DIR: Kelly Asbury • WRI: Stacey Harman, Pamela Ribon • PRO: Mary Ellen Bauder, Jordan Kerner • ED: Bret Marnell • DES: Noelle Triaureau • MUS: Christopher Lennertz • CAST: Ariel Winter, Julia Roberts, Ellie Kemper
Smurfs: The Lost Village sells itself on a mystery about another, new, village of smurfs. Yet the only real, intriguing mystery is why anyone at Sony Animation felt like rebooting a four-year-old series (the answer is probably money). In truth, adaptations of classic cartoons like Mr. Peabody and Sherman and The Peanuts Movie have made the older format of live-action cartoons (your Alvin and the Chipmunks, Garfield, etc.) completely antiquated to use. There’s certainly no other major change to Smurfs. It’s still bland and formulaic like its earlier entries. While commendable for remaining faithful to the original concept by Peyo, Smurfs: The Lost Village begins at the disadvantage of being based on questionable foundations. Why Smurfs still remains a popular franchise is mostly from its iconic character designs but that simply isn’t enough excuse to keep producing more and more smurfs material for nearly sixty years now.
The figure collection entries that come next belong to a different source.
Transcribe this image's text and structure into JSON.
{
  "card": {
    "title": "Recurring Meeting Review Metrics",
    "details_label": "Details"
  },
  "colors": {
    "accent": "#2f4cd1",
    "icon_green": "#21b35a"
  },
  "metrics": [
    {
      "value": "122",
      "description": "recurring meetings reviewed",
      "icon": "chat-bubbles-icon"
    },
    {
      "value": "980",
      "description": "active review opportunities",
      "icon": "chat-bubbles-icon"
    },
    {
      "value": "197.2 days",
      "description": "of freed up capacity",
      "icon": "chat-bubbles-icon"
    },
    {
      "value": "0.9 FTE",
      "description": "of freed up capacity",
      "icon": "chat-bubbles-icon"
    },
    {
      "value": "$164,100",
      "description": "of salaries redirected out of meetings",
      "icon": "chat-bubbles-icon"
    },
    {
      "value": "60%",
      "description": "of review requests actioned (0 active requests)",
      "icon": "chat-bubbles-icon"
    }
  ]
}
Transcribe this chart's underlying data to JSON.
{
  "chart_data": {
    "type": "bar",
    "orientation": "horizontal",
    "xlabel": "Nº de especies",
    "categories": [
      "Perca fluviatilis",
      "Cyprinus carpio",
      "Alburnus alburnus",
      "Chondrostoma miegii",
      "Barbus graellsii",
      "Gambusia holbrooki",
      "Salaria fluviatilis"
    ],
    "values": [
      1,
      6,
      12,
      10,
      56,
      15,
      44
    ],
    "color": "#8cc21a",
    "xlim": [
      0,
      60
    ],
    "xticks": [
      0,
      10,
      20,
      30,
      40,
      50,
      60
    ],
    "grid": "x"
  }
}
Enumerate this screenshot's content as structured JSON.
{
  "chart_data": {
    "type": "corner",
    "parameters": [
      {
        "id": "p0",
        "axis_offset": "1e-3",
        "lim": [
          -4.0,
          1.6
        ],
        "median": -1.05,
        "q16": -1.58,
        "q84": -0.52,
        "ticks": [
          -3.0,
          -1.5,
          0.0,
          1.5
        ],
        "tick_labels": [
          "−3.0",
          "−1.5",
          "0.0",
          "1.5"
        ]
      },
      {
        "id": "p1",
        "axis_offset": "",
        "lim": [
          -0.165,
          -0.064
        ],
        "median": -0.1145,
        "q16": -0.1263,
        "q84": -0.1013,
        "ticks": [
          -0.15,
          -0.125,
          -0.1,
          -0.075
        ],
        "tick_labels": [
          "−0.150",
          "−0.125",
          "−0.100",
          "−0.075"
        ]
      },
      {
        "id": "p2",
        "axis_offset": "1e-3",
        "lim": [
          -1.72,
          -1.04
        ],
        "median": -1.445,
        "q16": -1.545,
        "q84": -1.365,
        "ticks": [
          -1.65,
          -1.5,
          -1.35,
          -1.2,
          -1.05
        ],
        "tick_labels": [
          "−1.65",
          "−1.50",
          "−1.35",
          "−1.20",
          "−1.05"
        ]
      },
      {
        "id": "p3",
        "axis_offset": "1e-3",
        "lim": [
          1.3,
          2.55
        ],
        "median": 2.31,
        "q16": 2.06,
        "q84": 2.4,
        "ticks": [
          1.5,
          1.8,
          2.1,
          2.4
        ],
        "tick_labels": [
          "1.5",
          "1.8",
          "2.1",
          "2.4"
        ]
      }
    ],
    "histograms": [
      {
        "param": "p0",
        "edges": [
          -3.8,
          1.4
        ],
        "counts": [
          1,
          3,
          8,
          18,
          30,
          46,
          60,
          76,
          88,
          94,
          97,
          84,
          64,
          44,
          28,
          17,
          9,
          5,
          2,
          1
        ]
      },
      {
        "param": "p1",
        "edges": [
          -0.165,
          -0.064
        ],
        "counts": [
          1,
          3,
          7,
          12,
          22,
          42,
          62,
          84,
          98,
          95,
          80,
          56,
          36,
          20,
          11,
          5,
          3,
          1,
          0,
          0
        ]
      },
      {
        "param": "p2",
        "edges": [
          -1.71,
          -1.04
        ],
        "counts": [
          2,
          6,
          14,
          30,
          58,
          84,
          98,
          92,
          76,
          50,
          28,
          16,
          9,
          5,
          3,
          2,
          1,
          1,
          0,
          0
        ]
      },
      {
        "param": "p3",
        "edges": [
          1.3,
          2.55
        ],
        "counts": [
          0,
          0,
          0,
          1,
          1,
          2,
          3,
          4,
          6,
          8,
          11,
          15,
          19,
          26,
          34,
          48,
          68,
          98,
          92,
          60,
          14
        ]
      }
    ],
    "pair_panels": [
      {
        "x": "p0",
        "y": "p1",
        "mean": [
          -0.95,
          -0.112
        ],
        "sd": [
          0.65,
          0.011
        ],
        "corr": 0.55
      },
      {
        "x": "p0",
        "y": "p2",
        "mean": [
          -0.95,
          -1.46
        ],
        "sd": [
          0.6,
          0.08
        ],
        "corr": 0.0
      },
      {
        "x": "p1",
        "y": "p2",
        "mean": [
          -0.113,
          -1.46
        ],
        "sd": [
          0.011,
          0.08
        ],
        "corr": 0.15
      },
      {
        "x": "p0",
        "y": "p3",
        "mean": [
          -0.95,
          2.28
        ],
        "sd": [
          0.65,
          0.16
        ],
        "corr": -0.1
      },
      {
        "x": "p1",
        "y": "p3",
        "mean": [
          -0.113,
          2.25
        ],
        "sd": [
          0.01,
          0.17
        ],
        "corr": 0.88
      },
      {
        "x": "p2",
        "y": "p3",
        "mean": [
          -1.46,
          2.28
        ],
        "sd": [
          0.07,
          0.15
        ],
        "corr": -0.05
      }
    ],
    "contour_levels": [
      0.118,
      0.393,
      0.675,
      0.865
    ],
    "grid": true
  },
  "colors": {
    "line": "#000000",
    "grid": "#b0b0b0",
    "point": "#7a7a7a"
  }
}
As earlier mentioned, Smurfs: The Lost Village has marketed itself entirely on a mystery. Having discovered a secret map to a new location of other creatures, Smurfette (Demi Lovato), Brainy (Danny Pudi), Clumsy (Jack McBrayer), and Hefty (Joe Manganiello) set forward through the forbidden forest to find the mysterious village and warn them of a plan set by Gargamel (Rainn Wilson) to enslave the villagers before it’s too late. Together, they discover strange plants and animals, travel through caves, rivers, and swamps, and eventually track down the village and discover who its inhabitants truly are. Honestly, the answer is extremely underwhelming.
While Mr. Peabody and Sherman and The Peanuts Movie were charming in their attempts to appeal to both young children and adults, Smurfs: The Lost Village exclusively focusses on the former. It’s bright, loud, and colourful enough to keep children entertained, but there’s little else on offer creatively to keep adults engaged as well. Somehow, by restricting itself to the world of Smurfs, it manages to have less interesting moments than its much-maligned predecessor.
Writers Stacey Harman and Pamela Ribon (Moana) and director Kelly Asbury (Shrek 2) focus their attention on gender with a subversive twist that provides some commendable intrigue when all is revealed but dissipates almost as quickly as it begins. Tokenism has always plagued earlier cartoons, but Smurfs: The Lost Village’s challenge to the practice is perfunctory at best. Instead, what should be a tale about not being constrained by gendered expectations quickly becomes an early and extremely basic introduction to sex education (including awkwardly timed adult jokes for parents sitting with their kids).
Recently, animation has earned a lot of deserved praise for providing some of the most engaging, progressive and entertaining entertainment of the year. A product of a far less interesting time, there simply is no necessity for Smurfs anymore. Instead, Sony Animations continue to prove they’re one of the worst modern animation studios producing films today. God help us all when The Emoji Movie arrives in August.